Although the above-mentioned Example Vc was shown using a porous metal plate as the metal core, the present invention is not limited to this, and it is also possible to use, for example, a wire mesh, engineered scrap pad metal, or the like.

As explained above, according to the zinc electrode for an alkaline storage battery according to the present invention, a conductive material having a higher hydrogen overvoltage than a zinc active material is bonded to the surface of a metal core via a conductive resin layer bound with an alkali-resistant resin. Because it has a structure with a zinc-based active material layer that is rolled and formed into a single bottom shape, it is possible to prevent the generation of hydrogen gas from the metal core, which has a low hydrogen overvoltage, even when charging is performed in an alkaline electrolyte. In addition, together with the binding properties of the alkali-resistant resin, the metal core and the zinc-based active material layer can be firmly bonded over a long period of time. Therefore, even after repeated charge/discharge cycles, the zinc active material does not peel off or fall off from the metal core, improving cycle life. It can have remarkable effects such as being able to significantly improve heavy load characteristics. Brief explanation of the drawings FIG. 1 is a partially cutaway front view of a zinc electrode for an alkaline storage battery according to the present invention, FIG. 2 is a cross-sectional view taken along the line - in FIG. 1, and FIG. 3 is a cross-section of the alkaline storage battery. 4 is a graph showing cycle characteristics, and FIG. 5 is a graph showing heavy load characteristics.
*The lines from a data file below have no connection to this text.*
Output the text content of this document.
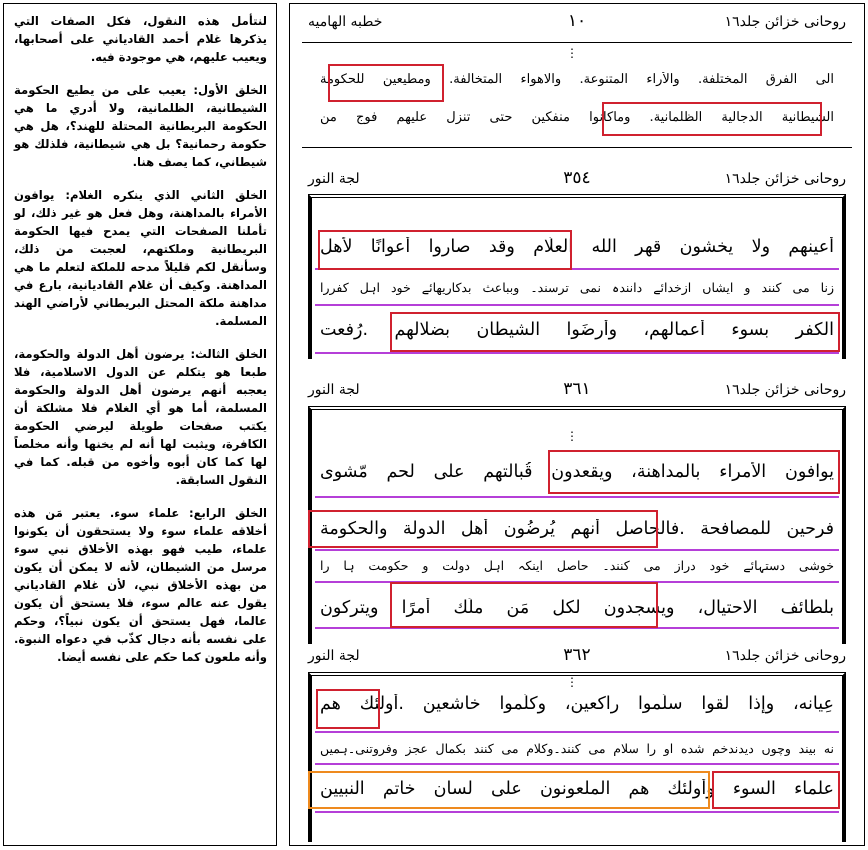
لنتأمل هذه النقول، فكل الصفات التي يذكرها غلام أحمد القادياني على أصحابها، ويعيب عليهم، هي موجودة فيه.

الخلق الأول: يعيب على من يطيع الحكومة الشيطانية، الظلمانية، ولا أدري ما هي الحكومة البريطانية المحتلة للهند؟، هل هي حكومة رحمانية؟ بل هي شيطانية، فلذلك هو شيطاني، كما يصف هنا.

الخلق الثاني الذي ينكره الغلام: يوافون الأمراء بالمداهنة، وهل فعل هو غير ذلك، لو تأملنا الصفحات التي يمدح فيها الحكومة البريطانية وملكتهم، لعجبت من ذلك، وسأنقل لكم قليلاً مدحه للملكة لتعلم ما هي المداهنة. وكيف أن غلام القاديانية، بارع في مداهنة ملكة المحتل البريطاني لأراضي الهند المسلمة.

الخلق الثالث: يرضون أهل الدولة والحكومة، طبعا هو يتكلم عن الدول الاسلامية، فلا يعجبه أنهم يرضون أهل الدولة والحكومة المسلمة، أما هو أي الغلام فلا مشلكة أن يكتب صفحات طويلة ليرضي الحكومة الكافرة، ويثبت لها أنه لم يخنها وأنه مخلصاً لها كما كان أبوه وأخوه من قبله. كما في النقول السابقة.

الخلق الرابع: علماء سوء. يعتبر مَن هذه أخلاقه علماء سوء ولا يستحقون أن يكونوا علماء، طيب فهو بهذه الأخلاق نبي سوء مرسل من الشيطان، لأنه لا يمكن أن يكون من بهذه الأخلاق نبي، لأن غلام القادياني يقول عنه عالم سوء، فلا يستحق أن يكون عالما، فهل يستحق أن يكون نبياً؟، وحكم على نفسه بأنه دجال كذّب في دعواه النبوة. وأنه ملعون كما حكم على نفسه أيضا.

روحانی خزائن جلد١٦
١٠
خطبه الهاميه
⋮
الى الفرق المختلفة. والأراء المتنوعة. والاهواء المتخالفة. ومطيعين للحكومة
الشيطانية الدجالية الظلمانية. وماكانوا منفكين حتى تنزل عليهم فوج من
روحانی خزائن جلد١٦
٣٥٤
لجة النور
أعينهم ولا يخشون قهر الله العلّام وقد صاروا أعوانًا لأهل
زنا می کنند و ایشاں ازخدائے دانندہ نمی ترسند۔ وبباعث بدکاریهائے خود اہل کفررا
الكفر بسوء أعمالهم، وأرضَوا الشيطان بضلالهم .رُفعت
روحانی خزائن جلد١٦
٣٦١
لجة النور
⋮
يوافون الأمراء بالمداهنة، ويقعدون قُبالتهم على لحم مّشوى
فرحين للمصافحة .فالحاصل أنهم يُرضُون أهل الدولة والحكومة
خوشی دستہائے خود دراز می کنند۔ حاصل اینکہ اہل دولت و حکومت ہا را
بلطائف الاحتيال، ويسجدون لكل مَن ملَك أمرًا ويتركون
روحانی خزائن جلد١٦
٣٦٢
لجة النور
⋮
عِيانه، وإذا لقوا سلّموا راكعين، وكلّموا خاشعين .أولئك هم
نه بیند وچوں دیدندخم شده او را سلام می کنند۔وکلام می کنند بکمال عجز وفروتنی۔ہمیں
علماء السوء وأولئك هم الملعونون على لسان خاتم النبيين
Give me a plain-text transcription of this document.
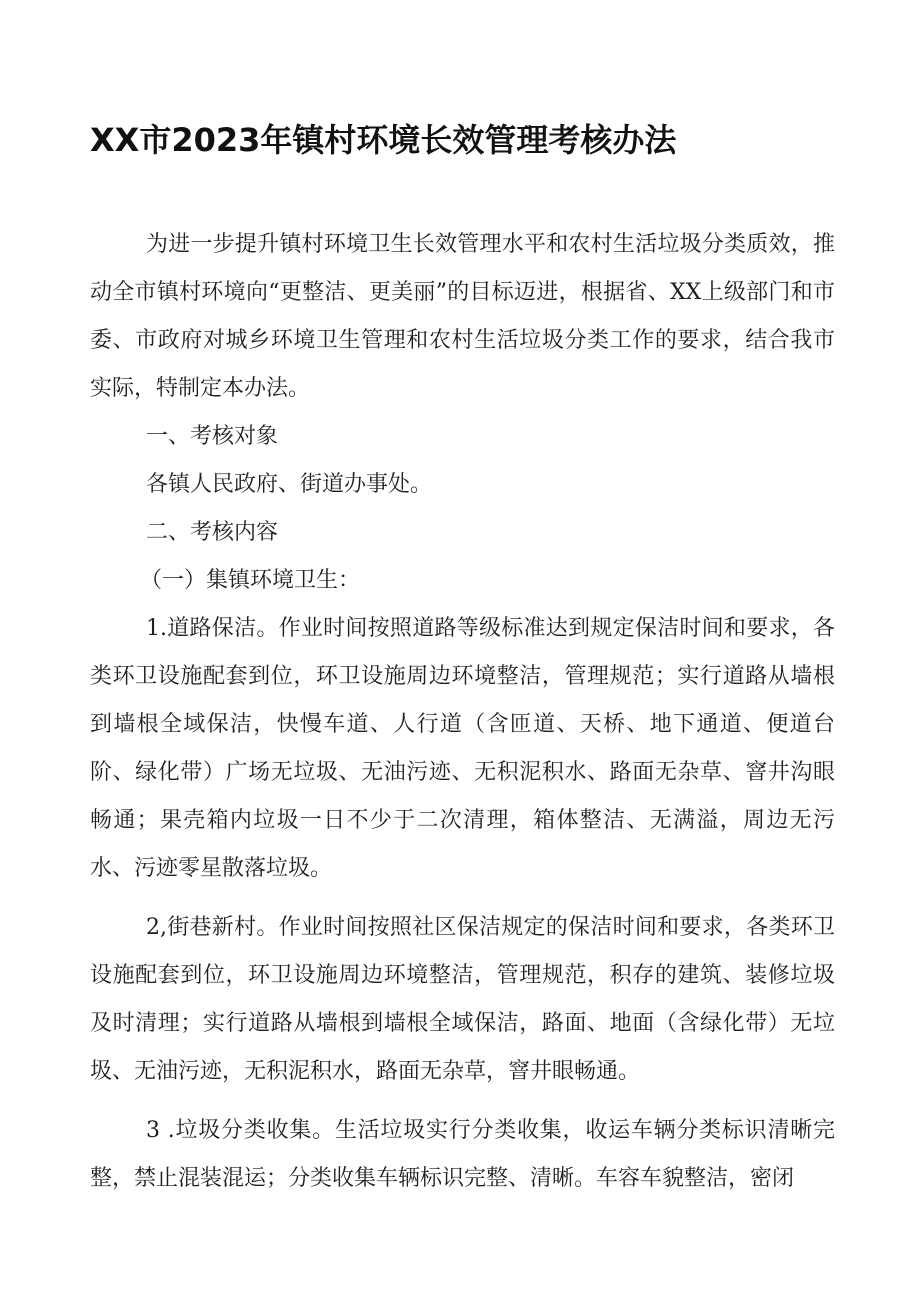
XX市2023年镇村环境长效管理考核办法

为进一步提升镇村环境卫生长效管理水平和农村生活垃圾分类质效，推动全市镇村环境向“更整洁、更美丽”的目标迈进，根据省、XX上级部门和市委、市政府对城乡环境卫生管理和农村生活垃圾分类工作的要求，结合我市实际，特制定本办法。

一、考核对象

各镇人民政府、街道办事处。

二、考核内容

（一）集镇环境卫生：

1.道路保洁。作业时间按照道路等级标准达到规定保洁时间和要求，各类环卫设施配套到位，环卫设施周边环境整洁，管理规范；实行道路从墙根到墙根全域保洁，快慢车道、人行道（含匝道、天桥、地下通道、便道台阶、绿化带）广场无垃圾、无油污迹、无积泥积水、路面无杂草、窨井沟眼畅通；果壳箱内垃圾一日不少于二次清理，箱体整洁、无满溢，周边无污水、污迹零星散落垃圾。

2,街巷新村。作业时间按照社区保洁规定的保洁时间和要求，各类环卫设施配套到位，环卫设施周边环境整洁，管理规范，积存的建筑、装修垃圾及时清理；实行道路从墙根到墙根全域保洁，路面、地面（含绿化带）无垃圾、无油污迹，无积泥积水，路面无杂草，窨井眼畅通。

3 .垃圾分类收集。生活垃圾实行分类收集，收运车辆分类标识清晰完整，禁止混装混运；分类收集车辆标识完整、清晰。车容车貌整洁，密闭
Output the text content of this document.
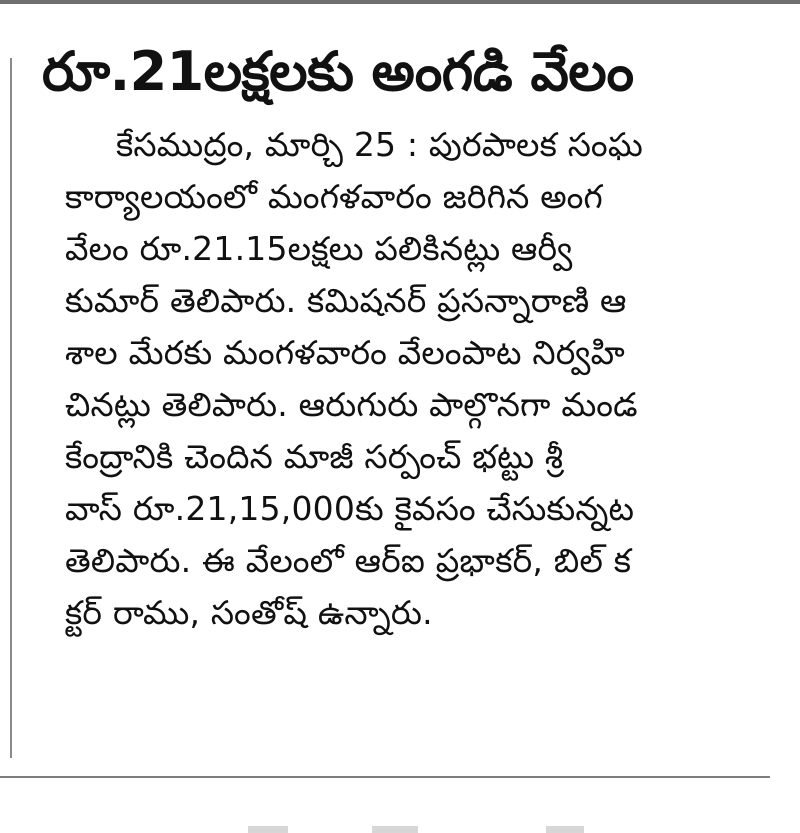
రూ.21లక్షలకు అంగడి వేలం
కేసముద్రం, మార్చి 25 : పురపాలక సంఘ
కార్యాలయంలో మంగళవారం జరిగిన అంగ
వేలం రూ.21.15లక్షలు పలికినట్లు ఆర్వీ
కుమార్ తెలిపారు. కమిషనర్ ప్రసన్నారాణి ఆ
శాల మేరకు మంగళవారం వేలంపాట నిర్వహి
చినట్లు తెలిపారు. ఆరుగురు పాల్గొనగా మండ
కేంద్రానికి చెందిన మాజీ సర్పంచ్ భట్టు శ్రీ
వాస్ రూ.21,15,000కు కైవసం చేసుకున్నట
తెలిపారు. ఈ వేలంలో ఆర్ఐ ప్రభాకర్, బిల్ క
క్టర్ రాము, సంతోష్ ఉన్నారు.
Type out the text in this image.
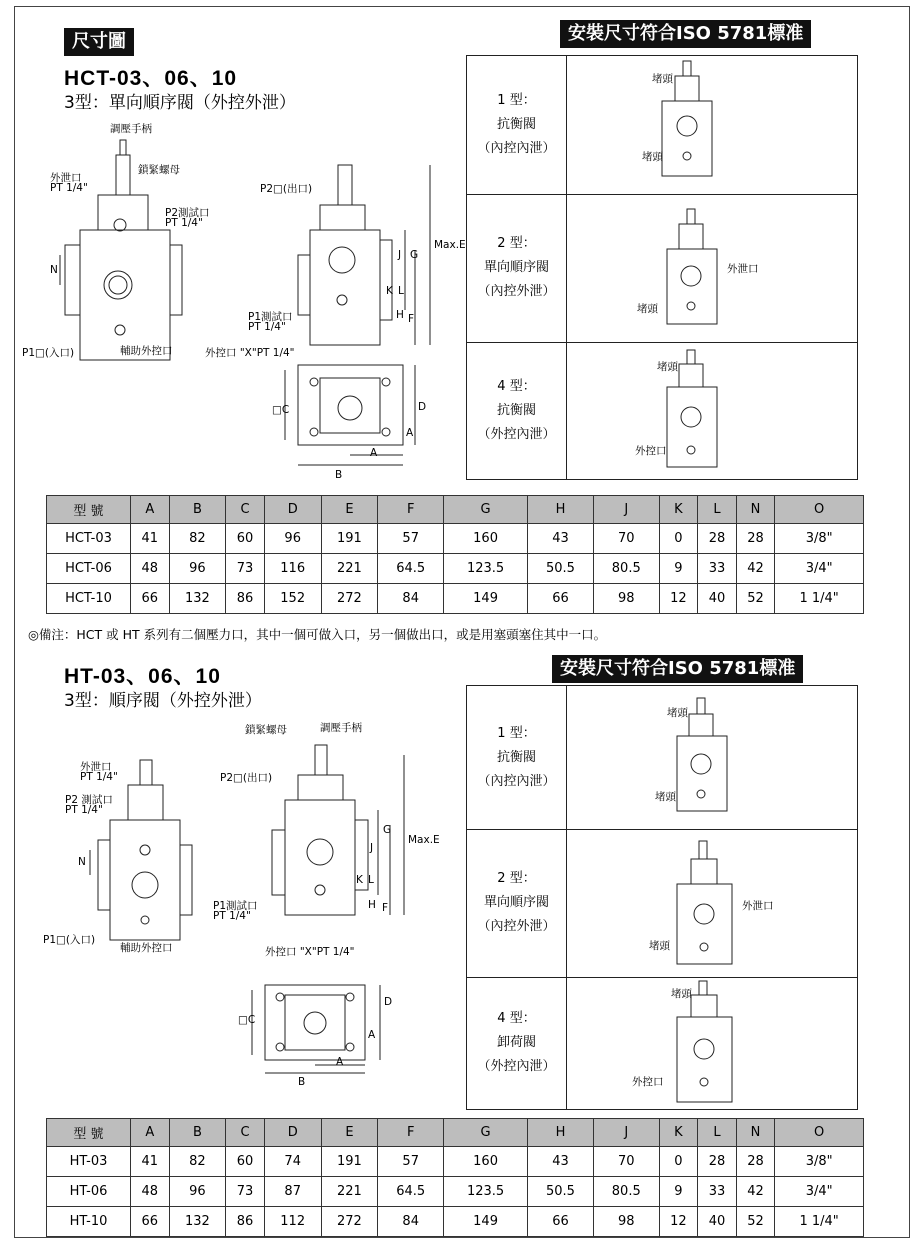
尺寸圖	安裝尺寸符合ISO 5781標准
HCT-03、06、10
3型：單向順序閥（外控外泄）
調壓手柄
鎖緊螺母
外泄口
PT 1/4"
P2測試口
PT 1/4"
N
P1□(入口)	輔助外控口
P2□(出口)
P1測試口
PT 1/4"
外控口 "X"PT 1/4"
G
J
K L
H F
Max.E
□C	D
A
A
B
1 型：
抗衡閥
（內控內泄）
堵頭
堵頭
2 型：
單向順序閥
（內控外泄）
外泄口
堵頭
4 型：
抗衡閥
（外控內泄）
堵頭
外控口
型 號	A	B	C	D	E	F	G	H	J	K	L	N	O
HCT-03	41	82	60	96	191	57	160	43	70	0	28	28	3/8"
HCT-06	48	96	73	116	221	64.5	123.5	50.5	80.5	9	33	42	3/4"
HCT-10	66	132	86	152	272	84	149	66	98	12	40	52	1 1/4"
◎備注：HCT 或 HT 系列有二個壓力口，其中一個可做入口，另一個做出口，或是用塞頭塞住其中一口。
安裝尺寸符合ISO 5781標准
HT-03、06、10
3型：順序閥（外控外泄）
鎖緊螺母	調壓手柄
外泄口
PT 1/4"
P2 測試口
PT 1/4"
N
P1□(入口)
輔助外控口
P2□(出口)
P1測試口
PT 1/4"
外控口 "X"PT 1/4"
G
J
K L
H F
Max.E
□C
D
A
A
B
1 型：
抗衡閥
（內控內泄）
堵頭
堵頭
2 型：
單向順序閥
（內控外泄）
外泄口
堵頭
4 型：
卸荷閥
（外控內泄）
堵頭
外控口
型 號	A	B	C	D	E	F	G	H	J	K	L	N	O
HT-03	41	82	60	74	191	57	160	43	70	0	28	28	3/8"
HT-06	48	96	73	87	221	64.5	123.5	50.5	80.5	9	33	42	3/4"
HT-10	66	132	86	112	272	84	149	66	98	12	40	52	1 1/4"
DESCRIPTION OF SYMBOLS 1... Zinc electrode, 2... Metal core, 3... Conductive resin layer, 4-I zinc-based electrode active material layer, 5... Conductive terminal,
6... Cathode, 7... Anode, 8... Separator,
9... Power generation element.

Claims (1)

[Claims] 1. An alkaline electrode characterized in that a zinc-based electrode active material layer is provided on the surface of a metal core via a conductive resin layer in which a conductive material having a higher hydrogen overvoltage than a zinc active material is bound with an alkali-resistant resin. Zinc electrode for storage batteries.